The rest of the cast isn’t as bad, but is by no means a source of relief. Steve Greer (as Mark, the Viet vet) plays the classic burnedout junkie, yet another stereotype that we could afford to live down. Mark’s whole routine consists of reading from his Vietnam diary, during which Greer often forgets to look at the diary while he’s reading. Then there’s Carla, the commercial actress, played by Janyne J. Peek, who does little more than slink, stretch, and lock herself in the bathroom where she unaccountably bursts into tears. Carla takes 87 sleeping pills and expires, slumped over a table, at the end of the play. At least there won’t be any more monologues out of her. The best performance is given by P.K. Doyle, as Wanda, a woman who idolizes JFK. But Doyle only manages to shellac a little persona over her role as a mouthpiece.
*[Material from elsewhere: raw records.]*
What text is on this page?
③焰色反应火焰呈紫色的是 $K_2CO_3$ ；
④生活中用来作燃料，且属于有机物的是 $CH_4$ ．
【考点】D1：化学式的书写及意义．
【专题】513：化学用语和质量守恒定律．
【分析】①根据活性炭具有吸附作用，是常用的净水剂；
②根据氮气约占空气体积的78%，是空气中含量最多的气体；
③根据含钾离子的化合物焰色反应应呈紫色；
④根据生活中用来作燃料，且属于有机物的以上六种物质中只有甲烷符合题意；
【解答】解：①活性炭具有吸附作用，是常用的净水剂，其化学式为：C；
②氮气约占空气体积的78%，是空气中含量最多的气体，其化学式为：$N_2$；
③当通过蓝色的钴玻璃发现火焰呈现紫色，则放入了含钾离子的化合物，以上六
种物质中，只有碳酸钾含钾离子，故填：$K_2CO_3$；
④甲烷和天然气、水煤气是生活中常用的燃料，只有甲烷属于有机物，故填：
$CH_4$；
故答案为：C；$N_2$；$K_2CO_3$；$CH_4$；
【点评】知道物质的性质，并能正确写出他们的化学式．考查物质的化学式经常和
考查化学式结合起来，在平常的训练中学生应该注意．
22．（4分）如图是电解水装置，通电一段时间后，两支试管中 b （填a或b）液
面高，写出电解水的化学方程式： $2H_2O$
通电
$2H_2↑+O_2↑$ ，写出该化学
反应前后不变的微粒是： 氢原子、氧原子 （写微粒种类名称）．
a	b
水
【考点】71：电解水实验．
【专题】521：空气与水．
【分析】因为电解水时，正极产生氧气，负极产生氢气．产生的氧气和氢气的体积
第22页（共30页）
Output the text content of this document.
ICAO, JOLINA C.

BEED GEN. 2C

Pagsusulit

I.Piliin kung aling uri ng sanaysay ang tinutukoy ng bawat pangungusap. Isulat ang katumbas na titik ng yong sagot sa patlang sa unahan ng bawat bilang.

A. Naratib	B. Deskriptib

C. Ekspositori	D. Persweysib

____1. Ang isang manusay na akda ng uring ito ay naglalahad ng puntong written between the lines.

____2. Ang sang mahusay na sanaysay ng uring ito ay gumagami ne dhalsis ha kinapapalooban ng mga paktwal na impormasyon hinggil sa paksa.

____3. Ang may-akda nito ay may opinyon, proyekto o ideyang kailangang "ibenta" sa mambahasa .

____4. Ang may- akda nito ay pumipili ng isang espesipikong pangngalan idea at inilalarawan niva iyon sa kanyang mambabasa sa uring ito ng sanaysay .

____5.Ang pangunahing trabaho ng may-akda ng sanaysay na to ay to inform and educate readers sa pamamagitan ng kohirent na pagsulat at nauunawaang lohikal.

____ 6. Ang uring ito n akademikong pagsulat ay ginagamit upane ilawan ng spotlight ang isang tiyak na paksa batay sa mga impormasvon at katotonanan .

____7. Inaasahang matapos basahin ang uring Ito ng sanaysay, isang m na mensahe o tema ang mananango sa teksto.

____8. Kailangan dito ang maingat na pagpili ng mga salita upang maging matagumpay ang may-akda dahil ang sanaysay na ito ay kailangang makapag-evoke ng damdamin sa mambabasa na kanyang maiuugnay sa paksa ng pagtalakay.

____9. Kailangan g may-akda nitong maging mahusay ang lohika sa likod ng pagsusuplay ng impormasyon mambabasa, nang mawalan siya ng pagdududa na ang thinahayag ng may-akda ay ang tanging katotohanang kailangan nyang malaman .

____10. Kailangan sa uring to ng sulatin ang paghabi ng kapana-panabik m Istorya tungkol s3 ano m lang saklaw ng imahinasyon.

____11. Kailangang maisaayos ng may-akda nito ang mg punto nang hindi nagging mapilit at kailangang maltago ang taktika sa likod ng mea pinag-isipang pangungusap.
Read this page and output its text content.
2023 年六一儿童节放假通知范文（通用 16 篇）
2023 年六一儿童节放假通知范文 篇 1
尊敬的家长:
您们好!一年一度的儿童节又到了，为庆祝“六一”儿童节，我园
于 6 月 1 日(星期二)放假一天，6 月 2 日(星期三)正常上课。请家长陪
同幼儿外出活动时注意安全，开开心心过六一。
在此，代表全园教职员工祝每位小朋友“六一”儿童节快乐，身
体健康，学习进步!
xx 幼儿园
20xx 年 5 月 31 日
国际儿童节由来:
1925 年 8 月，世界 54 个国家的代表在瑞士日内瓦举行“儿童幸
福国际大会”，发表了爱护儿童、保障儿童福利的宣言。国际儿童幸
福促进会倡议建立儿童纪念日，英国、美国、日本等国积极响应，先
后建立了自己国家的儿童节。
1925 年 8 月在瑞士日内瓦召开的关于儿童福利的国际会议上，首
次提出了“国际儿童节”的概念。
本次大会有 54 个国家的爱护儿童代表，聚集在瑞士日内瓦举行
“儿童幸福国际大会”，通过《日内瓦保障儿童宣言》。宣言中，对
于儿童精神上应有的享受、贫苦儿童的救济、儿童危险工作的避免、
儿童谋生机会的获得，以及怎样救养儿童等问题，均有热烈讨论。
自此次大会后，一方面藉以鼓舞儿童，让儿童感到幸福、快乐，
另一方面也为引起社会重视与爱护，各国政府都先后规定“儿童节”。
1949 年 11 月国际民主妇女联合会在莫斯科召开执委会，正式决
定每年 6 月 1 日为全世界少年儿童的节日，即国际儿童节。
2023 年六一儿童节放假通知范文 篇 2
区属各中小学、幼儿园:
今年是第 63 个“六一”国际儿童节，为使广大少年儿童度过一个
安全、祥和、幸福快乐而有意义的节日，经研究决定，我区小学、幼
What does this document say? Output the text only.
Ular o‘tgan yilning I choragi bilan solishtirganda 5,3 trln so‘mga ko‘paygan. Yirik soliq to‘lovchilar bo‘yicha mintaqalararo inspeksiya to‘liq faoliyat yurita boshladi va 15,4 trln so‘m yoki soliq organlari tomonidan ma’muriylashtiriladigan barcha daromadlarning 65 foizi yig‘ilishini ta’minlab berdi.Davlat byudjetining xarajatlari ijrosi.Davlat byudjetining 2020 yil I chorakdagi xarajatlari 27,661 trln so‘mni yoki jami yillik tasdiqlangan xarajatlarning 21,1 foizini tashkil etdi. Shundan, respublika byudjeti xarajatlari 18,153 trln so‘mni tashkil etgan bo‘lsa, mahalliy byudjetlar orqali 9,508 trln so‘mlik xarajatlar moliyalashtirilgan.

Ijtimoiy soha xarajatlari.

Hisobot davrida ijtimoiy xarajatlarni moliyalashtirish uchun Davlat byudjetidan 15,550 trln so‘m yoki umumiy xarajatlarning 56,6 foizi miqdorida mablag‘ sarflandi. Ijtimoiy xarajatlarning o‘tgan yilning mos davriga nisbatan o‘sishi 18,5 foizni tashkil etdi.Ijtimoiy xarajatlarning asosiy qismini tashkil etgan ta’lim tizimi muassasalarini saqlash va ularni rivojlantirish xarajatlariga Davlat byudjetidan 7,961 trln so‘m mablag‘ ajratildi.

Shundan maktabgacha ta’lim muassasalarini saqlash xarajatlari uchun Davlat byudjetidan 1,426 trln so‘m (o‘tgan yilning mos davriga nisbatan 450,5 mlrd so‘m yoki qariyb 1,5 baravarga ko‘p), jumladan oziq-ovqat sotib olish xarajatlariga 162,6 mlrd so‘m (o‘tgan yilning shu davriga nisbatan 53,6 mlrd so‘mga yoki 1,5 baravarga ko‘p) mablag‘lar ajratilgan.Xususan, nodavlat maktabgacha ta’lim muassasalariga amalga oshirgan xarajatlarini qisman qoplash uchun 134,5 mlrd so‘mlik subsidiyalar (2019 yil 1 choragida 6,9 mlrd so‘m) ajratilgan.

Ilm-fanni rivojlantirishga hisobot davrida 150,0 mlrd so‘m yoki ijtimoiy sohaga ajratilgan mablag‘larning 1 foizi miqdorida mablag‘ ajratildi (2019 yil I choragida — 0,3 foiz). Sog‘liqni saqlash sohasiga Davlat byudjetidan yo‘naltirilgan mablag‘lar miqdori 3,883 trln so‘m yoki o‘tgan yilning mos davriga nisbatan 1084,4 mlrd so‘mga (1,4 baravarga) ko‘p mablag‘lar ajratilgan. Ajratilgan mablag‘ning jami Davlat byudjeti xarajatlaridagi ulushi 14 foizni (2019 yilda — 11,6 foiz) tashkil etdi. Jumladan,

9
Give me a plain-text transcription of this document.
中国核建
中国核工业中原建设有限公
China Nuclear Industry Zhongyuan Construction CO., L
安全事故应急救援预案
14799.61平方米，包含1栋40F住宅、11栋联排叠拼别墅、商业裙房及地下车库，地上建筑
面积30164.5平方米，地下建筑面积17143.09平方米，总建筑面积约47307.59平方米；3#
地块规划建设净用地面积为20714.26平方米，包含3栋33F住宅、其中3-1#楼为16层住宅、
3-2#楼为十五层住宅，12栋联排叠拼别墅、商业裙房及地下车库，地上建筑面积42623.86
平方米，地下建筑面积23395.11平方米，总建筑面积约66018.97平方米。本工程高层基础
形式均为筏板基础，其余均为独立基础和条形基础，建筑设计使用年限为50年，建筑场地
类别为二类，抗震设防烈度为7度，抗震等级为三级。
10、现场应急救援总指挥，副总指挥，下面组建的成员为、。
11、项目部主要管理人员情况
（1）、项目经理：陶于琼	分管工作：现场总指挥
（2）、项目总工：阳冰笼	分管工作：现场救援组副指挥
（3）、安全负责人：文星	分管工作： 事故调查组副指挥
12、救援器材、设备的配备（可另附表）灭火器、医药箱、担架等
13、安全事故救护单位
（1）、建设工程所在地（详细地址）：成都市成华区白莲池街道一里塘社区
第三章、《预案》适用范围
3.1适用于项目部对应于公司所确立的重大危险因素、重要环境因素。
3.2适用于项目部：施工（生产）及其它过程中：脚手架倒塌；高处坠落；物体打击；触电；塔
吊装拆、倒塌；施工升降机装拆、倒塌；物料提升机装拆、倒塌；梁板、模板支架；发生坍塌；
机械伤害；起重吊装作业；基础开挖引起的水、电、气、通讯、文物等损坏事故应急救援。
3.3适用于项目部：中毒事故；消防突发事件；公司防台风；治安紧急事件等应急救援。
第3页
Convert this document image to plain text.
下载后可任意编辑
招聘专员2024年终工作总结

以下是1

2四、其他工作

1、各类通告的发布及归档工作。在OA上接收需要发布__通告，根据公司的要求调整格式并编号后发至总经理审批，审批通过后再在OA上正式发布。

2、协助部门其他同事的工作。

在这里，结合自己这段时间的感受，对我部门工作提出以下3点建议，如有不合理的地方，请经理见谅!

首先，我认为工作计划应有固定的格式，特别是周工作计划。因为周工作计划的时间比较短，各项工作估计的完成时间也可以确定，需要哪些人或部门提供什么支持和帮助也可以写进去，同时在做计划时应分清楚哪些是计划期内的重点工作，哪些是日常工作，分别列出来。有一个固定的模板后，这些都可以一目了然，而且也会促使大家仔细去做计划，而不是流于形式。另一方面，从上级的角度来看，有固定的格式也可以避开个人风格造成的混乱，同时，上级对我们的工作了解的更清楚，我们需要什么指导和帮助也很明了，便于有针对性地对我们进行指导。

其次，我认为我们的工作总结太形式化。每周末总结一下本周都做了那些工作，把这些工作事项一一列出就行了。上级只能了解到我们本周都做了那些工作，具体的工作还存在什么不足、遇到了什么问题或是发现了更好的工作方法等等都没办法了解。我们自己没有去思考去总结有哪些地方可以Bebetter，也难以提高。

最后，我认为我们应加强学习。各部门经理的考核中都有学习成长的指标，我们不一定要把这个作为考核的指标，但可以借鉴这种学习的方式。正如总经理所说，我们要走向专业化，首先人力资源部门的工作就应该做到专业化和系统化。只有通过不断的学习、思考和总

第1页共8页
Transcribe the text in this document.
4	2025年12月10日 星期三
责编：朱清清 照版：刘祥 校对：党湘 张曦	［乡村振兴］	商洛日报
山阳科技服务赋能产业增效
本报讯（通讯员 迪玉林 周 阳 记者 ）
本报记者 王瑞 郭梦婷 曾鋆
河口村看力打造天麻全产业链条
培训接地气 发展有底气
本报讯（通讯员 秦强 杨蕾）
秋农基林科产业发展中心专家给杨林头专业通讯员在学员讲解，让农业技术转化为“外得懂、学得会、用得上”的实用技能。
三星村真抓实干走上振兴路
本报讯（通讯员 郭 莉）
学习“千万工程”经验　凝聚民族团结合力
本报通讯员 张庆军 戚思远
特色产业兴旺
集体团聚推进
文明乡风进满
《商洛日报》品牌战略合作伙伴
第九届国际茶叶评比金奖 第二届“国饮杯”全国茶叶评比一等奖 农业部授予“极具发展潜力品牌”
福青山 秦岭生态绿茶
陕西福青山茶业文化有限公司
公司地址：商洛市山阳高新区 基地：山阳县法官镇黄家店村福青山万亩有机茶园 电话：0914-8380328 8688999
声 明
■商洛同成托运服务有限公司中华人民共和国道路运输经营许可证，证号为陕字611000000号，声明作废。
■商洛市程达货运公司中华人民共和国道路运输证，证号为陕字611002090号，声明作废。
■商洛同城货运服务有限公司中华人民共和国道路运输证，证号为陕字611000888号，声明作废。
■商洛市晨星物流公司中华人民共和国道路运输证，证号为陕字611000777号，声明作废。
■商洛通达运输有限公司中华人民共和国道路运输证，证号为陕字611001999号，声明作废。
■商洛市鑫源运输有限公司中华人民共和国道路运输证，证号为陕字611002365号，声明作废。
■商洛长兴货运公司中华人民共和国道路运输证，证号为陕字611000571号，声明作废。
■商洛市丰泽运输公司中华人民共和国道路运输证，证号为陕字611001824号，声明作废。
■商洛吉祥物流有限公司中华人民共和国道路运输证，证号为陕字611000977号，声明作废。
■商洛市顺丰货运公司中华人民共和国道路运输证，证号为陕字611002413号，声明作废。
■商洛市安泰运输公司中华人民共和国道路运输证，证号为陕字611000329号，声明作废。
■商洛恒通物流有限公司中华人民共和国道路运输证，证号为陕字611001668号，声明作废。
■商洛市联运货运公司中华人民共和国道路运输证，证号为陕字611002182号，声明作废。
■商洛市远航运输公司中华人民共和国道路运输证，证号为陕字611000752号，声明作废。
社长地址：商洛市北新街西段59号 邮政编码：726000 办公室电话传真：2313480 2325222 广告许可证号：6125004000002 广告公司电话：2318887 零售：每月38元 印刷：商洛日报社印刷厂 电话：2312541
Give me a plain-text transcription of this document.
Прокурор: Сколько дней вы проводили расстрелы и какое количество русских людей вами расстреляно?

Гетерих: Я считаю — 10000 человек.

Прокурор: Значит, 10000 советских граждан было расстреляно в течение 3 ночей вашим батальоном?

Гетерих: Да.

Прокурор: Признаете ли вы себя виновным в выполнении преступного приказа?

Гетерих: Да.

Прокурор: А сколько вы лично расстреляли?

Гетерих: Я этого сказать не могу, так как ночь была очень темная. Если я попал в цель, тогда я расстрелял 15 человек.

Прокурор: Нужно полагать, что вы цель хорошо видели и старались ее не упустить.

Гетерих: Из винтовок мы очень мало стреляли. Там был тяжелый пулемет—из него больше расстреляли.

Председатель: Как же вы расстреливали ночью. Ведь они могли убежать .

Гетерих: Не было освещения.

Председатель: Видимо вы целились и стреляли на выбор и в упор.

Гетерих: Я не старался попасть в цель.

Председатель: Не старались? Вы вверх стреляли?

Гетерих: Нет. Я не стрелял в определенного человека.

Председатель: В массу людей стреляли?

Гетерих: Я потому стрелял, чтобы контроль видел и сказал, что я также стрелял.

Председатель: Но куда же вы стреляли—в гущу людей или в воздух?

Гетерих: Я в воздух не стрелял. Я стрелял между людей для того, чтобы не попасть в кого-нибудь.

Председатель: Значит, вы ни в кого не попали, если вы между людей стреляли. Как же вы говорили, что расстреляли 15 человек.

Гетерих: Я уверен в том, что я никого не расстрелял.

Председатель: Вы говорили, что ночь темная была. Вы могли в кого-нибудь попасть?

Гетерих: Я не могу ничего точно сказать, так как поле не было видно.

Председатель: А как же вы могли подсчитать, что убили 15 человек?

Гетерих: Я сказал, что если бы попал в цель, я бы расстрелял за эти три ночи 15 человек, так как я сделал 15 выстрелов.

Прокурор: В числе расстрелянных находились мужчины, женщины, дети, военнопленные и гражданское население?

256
Once again, you can see the character’s obsession — with pillbox hats, sex in the White House, and Camelot — but still don’t get any idea why Wanda is such a head case.
The question is, how do you resurrect such a dated and recalcitrant play? The few discernible choices that director Paulette Petretti made seem rather lame. First, by updating the play from 1974 to 1987, Petretti posed herself an incredible problem: how do you show the additional change and growth in the characters without rewriting the entire play? The few Additions of contemporary color — a mention of Platoon, a passing swipe at near north yuppies — only aggravate an overwhelming incongruity. Petretti also tries to breathe some sense of character relationship, some actual dialogue into this play, in order to alleviate the discontinuity caused by so many serial monologues. It doesn’t work. Each character is inescapably sealed off in his or her own world, and propping one character up as a listener doesn’t make a conversation. Eventually, in turn, each character winds up pontificating downstage center to the two-drink-minimum audience, and there’s not much of a reception waiting down there either.
The 60s died a hard, lingering death. It started with media exploitation, and it finished with apathy and greed. All that are left now are corny souvenirs, thrift store clothes, and half-remembered ambitions broken by their own naivete. I can’t speak for all of us who were there — in the way that we used to speak for our generation — but I personally prefer my own memories to Time magazine’s version of that decade. Playwright Robert Patrick cheapens those memories. As Sparger says, “I’m having a memory hemorrhage.” Well, as the Rolling Stones once said, “Let it bleed.”